Guatemala City, Dec 29 (EFE).- The last flight of this year carrying Guatemalans deported from the United States arrived Thursday in the Central American country with 80 migrants on board, most of them with broken dreams and debts, but retaining the desire to try again – eventually – to find the “American Dream.”
“I’m sad because we have the dream of getting our families ahead, but they grabbed us at the border,” Tomas Quimchoc, one of the 80 Guatemalans deported from Harlingen, Texas, told EFE.
“I will spend the New Year with my family and then I’ll make my fourth attempt to cross the US border,” the 31-year-old from Peten province added.
Like Quimchoc, most of the deportees who arrived in Guatemala on Thursday worked in the agricultural sector in rural parts of the Central American country before making the decision to try and get to the US to seek better living conditions and job opportunities.
The deportees spent between five and 20 days at a detention center in Texas and were returned to Guatemala under Title 42, the public health measure currently used by the US to immediately deport illegal migrants, according to the Guatemalan Immigration Institute (IGM).
“It’s complicated to be detained in the US. If we had any questions (about anything), nobody responded to us, and I had no communication with my family,” 20-year-old Mario Alvarez told EFE, adding that he’d spent $11,000 trying to get into the US.

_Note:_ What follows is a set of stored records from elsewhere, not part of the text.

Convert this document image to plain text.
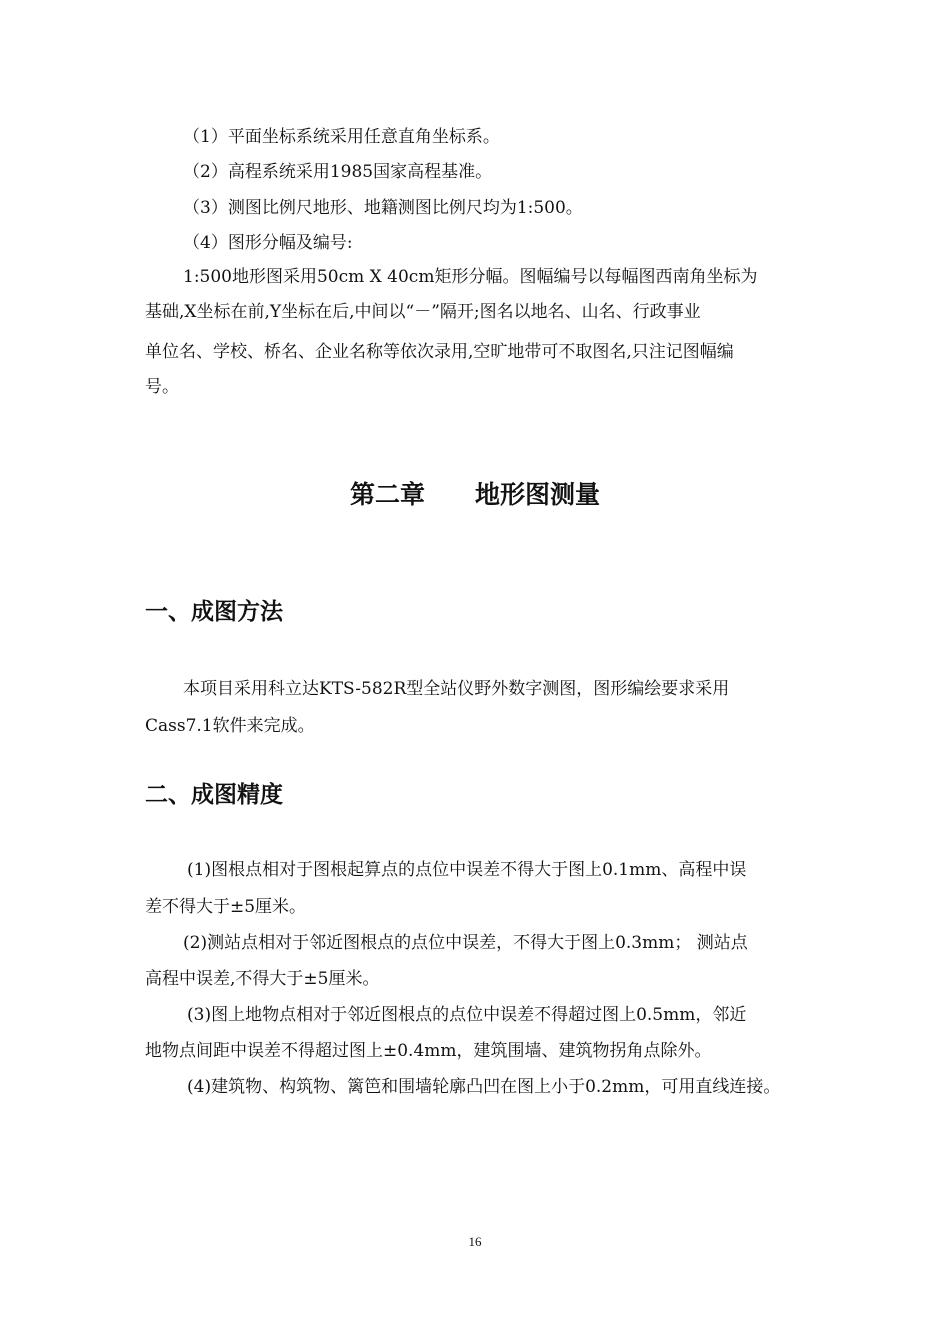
（1）平面坐标系统采用任意直角坐标系。
（2）高程系统采用1985国家高程基准。
（3）测图比例尺地形、地籍测图比例尺均为1:500。
（4）图形分幅及编号:
1:500地形图采用50cm X 40cm矩形分幅。图幅编号以每幅图西南角坐标为
基础,X坐标在前,Y坐标在后,中间以“－”隔开;图名以地名、山名、行政事业
单位名、学校、桥名、企业名称等依次录用,空旷地带可不取图名,只注记图幅编
号。
第二章　　地形图测量
一、成图方法
本项目采用科立达KTS-582R型全站仪野外数字测图，图形编绘要求采用
Cass7.1软件来完成。
二、成图精度
(1)图根点相对于图根起算点的点位中误差不得大于图上0.1mm、高程中误
差不得大于±5厘米。
(2)测站点相对于邻近图根点的点位中误差，不得大于图上0.3mm； 测站点
高程中误差,不得大于±5厘米。
(3)图上地物点相对于邻近图根点的点位中误差不得超过图上0.5mm，邻近
地物点间距中误差不得超过图上±0.4mm，建筑围墙、建筑物拐角点除外。
(4)建筑物、构筑物、篱笆和围墙轮廓凸凹在图上小于0.2mm，可用直线连接。
16
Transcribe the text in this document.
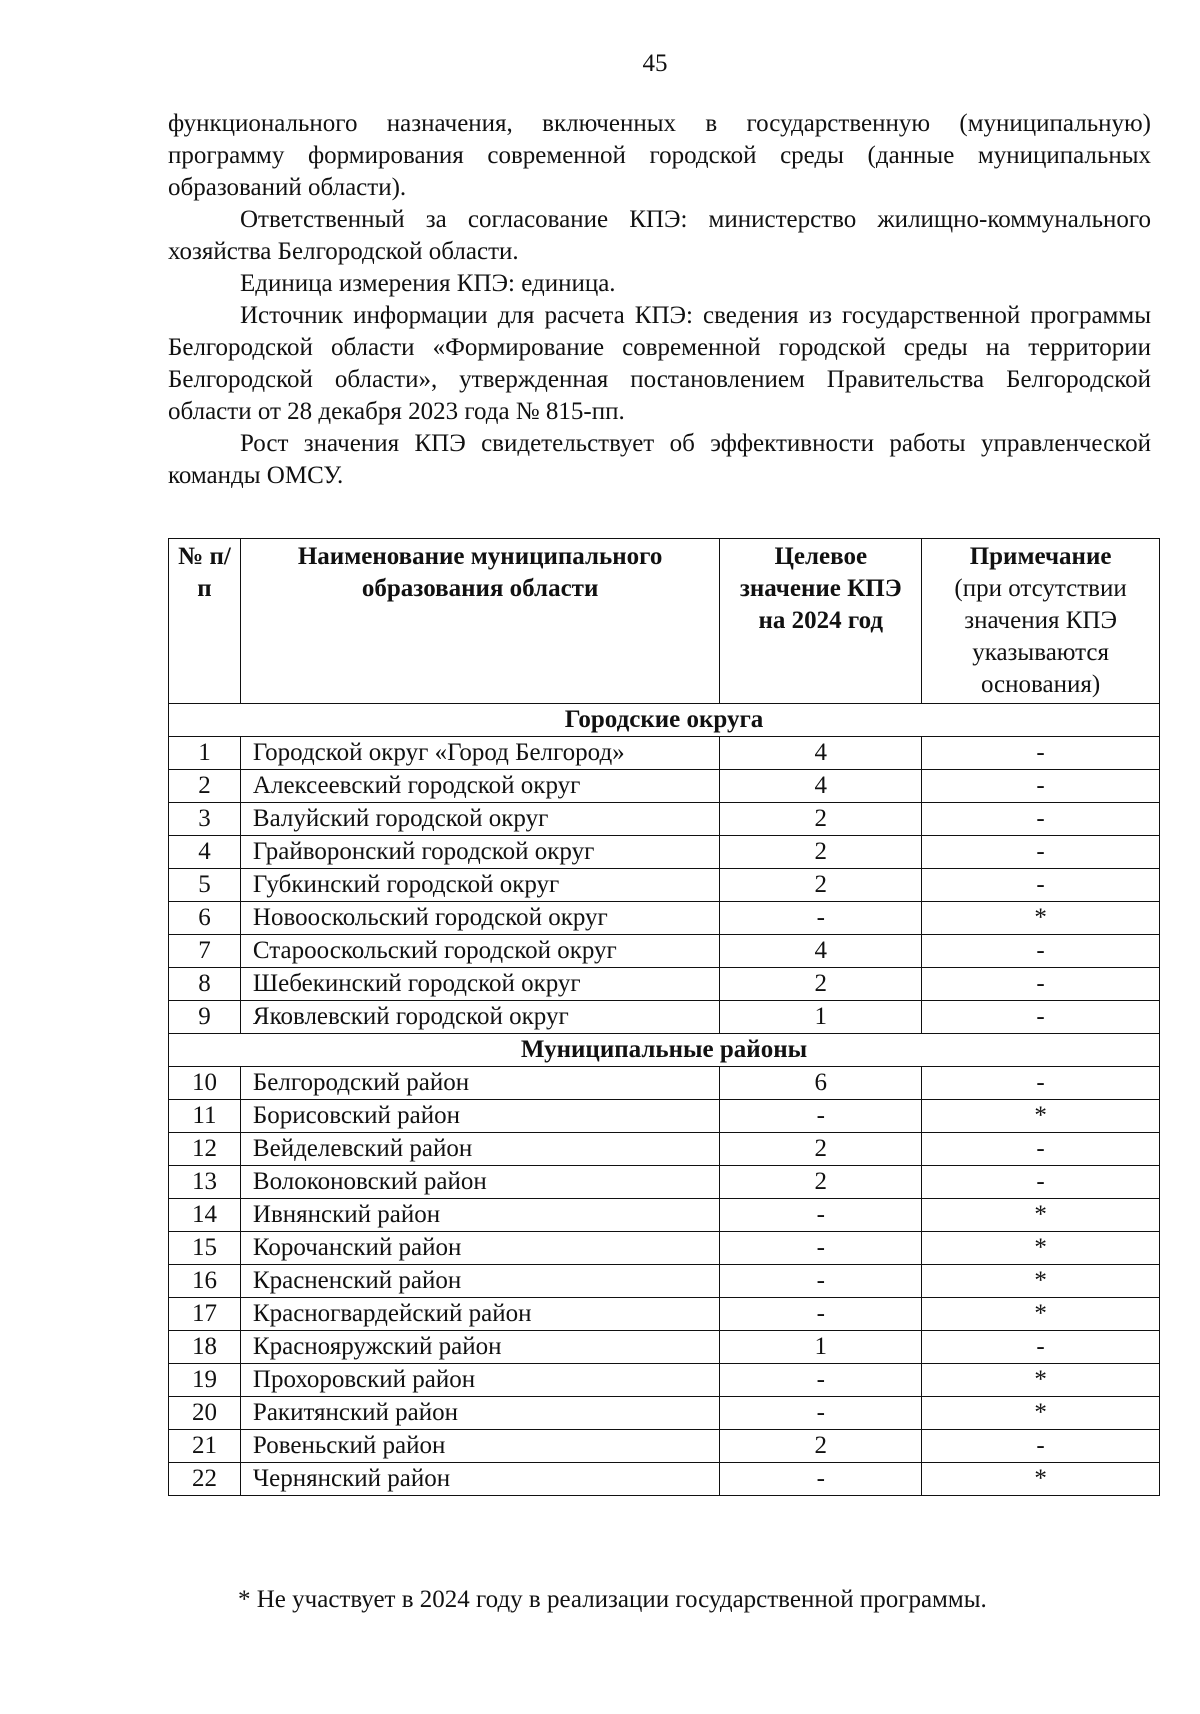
45

функционального назначения, включенных в государственную (муниципальную) программу формирования современной городской среды (данные муниципальных образований области).

Ответственный за согласование КПЭ: министерство жилищно-коммунального хозяйства Белгородской области.

Единица измерения КПЭ: единица.

Источник информации для расчета КПЭ: сведения из государственной программы Белгородской области «Формирование современной городской среды на территории Белгородской области», утвержденная постановлением Правительства Белгородской области от 28 декабря 2023 года № 815-пп.

Рост значения КПЭ свидетельствует об эффективности работы управленческой команды ОМСУ.

№ п/п	Наименование муниципального образования области	Целевое значение КПЭ на 2024 год	Примечание
(при отсутствии значения КПЭ указываются основания)

Городские округа			
1	Городской округ «Город Белгород»	4	-
2	Алексеевский городской округ	4	-
3	Валуйский городской округ	2	-
4	Грайворонский городской округ	2	-
5	Губкинский городской округ	2	-
6	Новооскольский городской округ	-	*
7	Старооскольский городской округ	4	-
8	Шебекинский городской округ	2	-
9	Яковлевский городской округ	1	-
Муниципальные районы			
10	Белгородский район	6	-
11	Борисовский район	-	*
12	Вейделевский район	2	-
13	Волоконовский район	2	-
14	Ивнянский район	-	*
15	Корочанский район	-	*
16	Красненский район	-	*
17	Красногвардейский район	-	*
18	Краснояружский район	1	-
19	Прохоровский район	-	*
20	Ракитянский район	-	*
21	Ровеньский район	2	-
22	Чернянский район	-	*
* Не участвует в 2024 году в реализации государственной программы.
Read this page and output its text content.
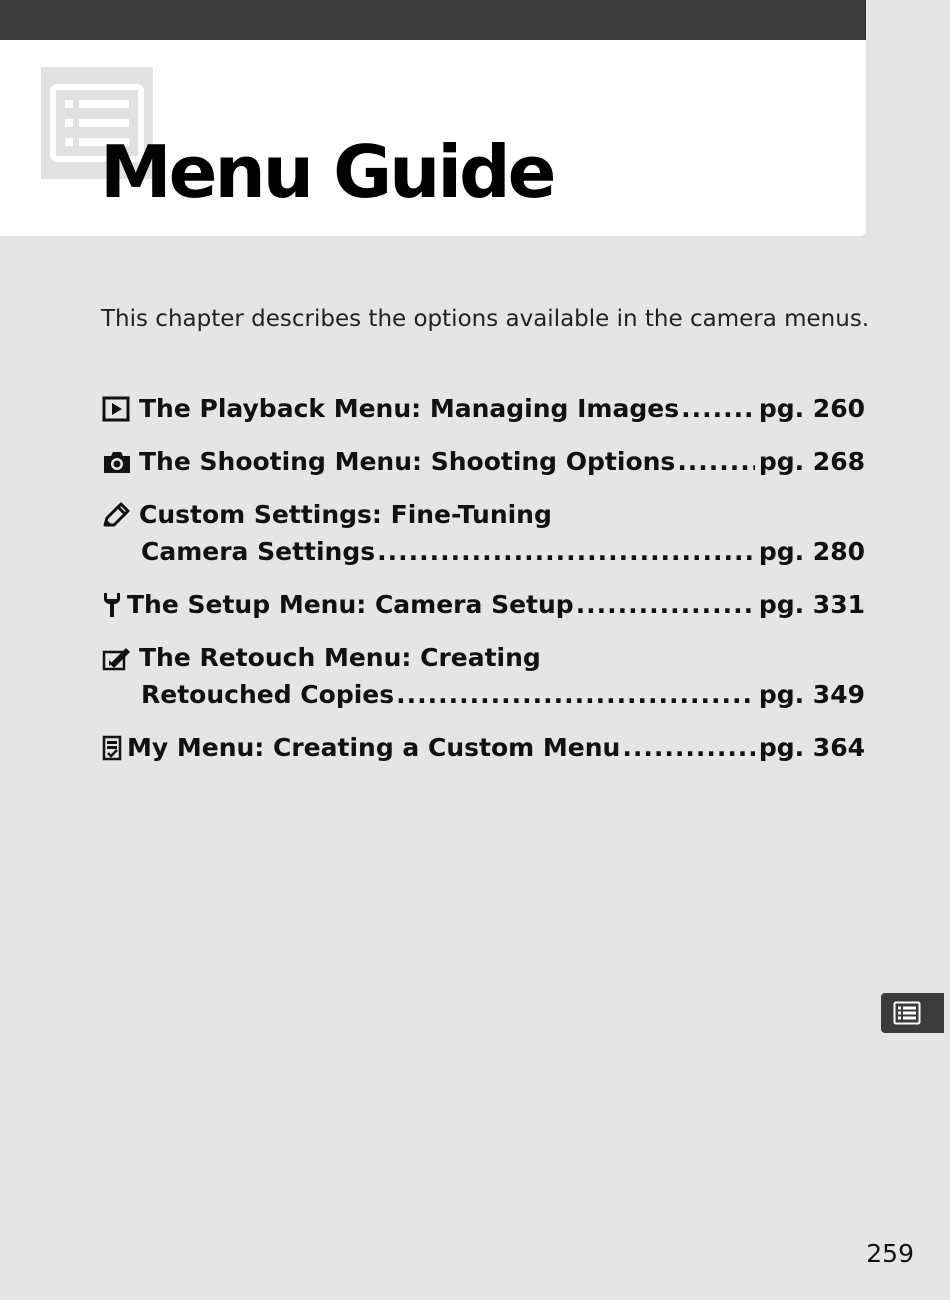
Menu Guide

This chapter describes the options available in the camera menus.

The Playback Menu: Managing Images .....	pg. 260
The Shooting Menu: Shooting Options .....	pg. 268
Custom Settings: Fine-Tuning
Camera Settings .....	pg. 280
The Setup Menu: Camera Setup .....	pg. 331
The Retouch Menu: Creating
Retouched Copies .....	pg. 349
My Menu: Creating a Custom Menu .....	pg. 364
259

Alvarez said that he would look for a better job in Guatemala to be able to pay the debt he accumulated in paying for the journey to the US, but he added that for the moment he has no intention of trying to emigrate again, due to the dangers he faced along the northward route through Mexico.
In 2022, the US deported to Guatemala a total of 40,633 people on 368 flights, an increase of 128 percent compared with 2021, when 17,886 illegal migrants were returned to that country, according to official figures.
Among the 40,633 people returned this year have been 7,909 minors, 200 of them unaccompanied by an adult.
In all, between deportations from Mexico and the US, 94,123 migrants have been returned to Guatemala by air and land in 2022, although figures have not yet been collected for the three last days of the year.
The spread of Covid-19 in 2020 and 2021 motivated the US government under then-President Donald Trump to implement Title 42, ostensibly as a public health measure to keep migrants from bringing the coronavirus into the US. That policy was kept in place by the Joe Biden administration, but recently a federal district court judge ruled that it was being applied in an “arbitrary and capricious” manner and should be overturned.
The US Supreme Court, however, issued a ruling to keep Title 42 in place temporarily so that it may review the case filed by 19 state attorneys general to maintain the policy, and a definitive ruling on the matter by the high court is anticipated by June 2023.
In 2020 and 2021, the number of deportees from the US declined but the figures for 2022 have risen much closer to the pre-pandemic figure of 54,599 migrants who were deported back to Guatemala in 2019.
Some three million Guatemalans live in the US, most of them without papers, the local Foreign Ministry estimates, and each year more than 300,000 people try to get to the US to flee the poverty and violence besetting their homeland.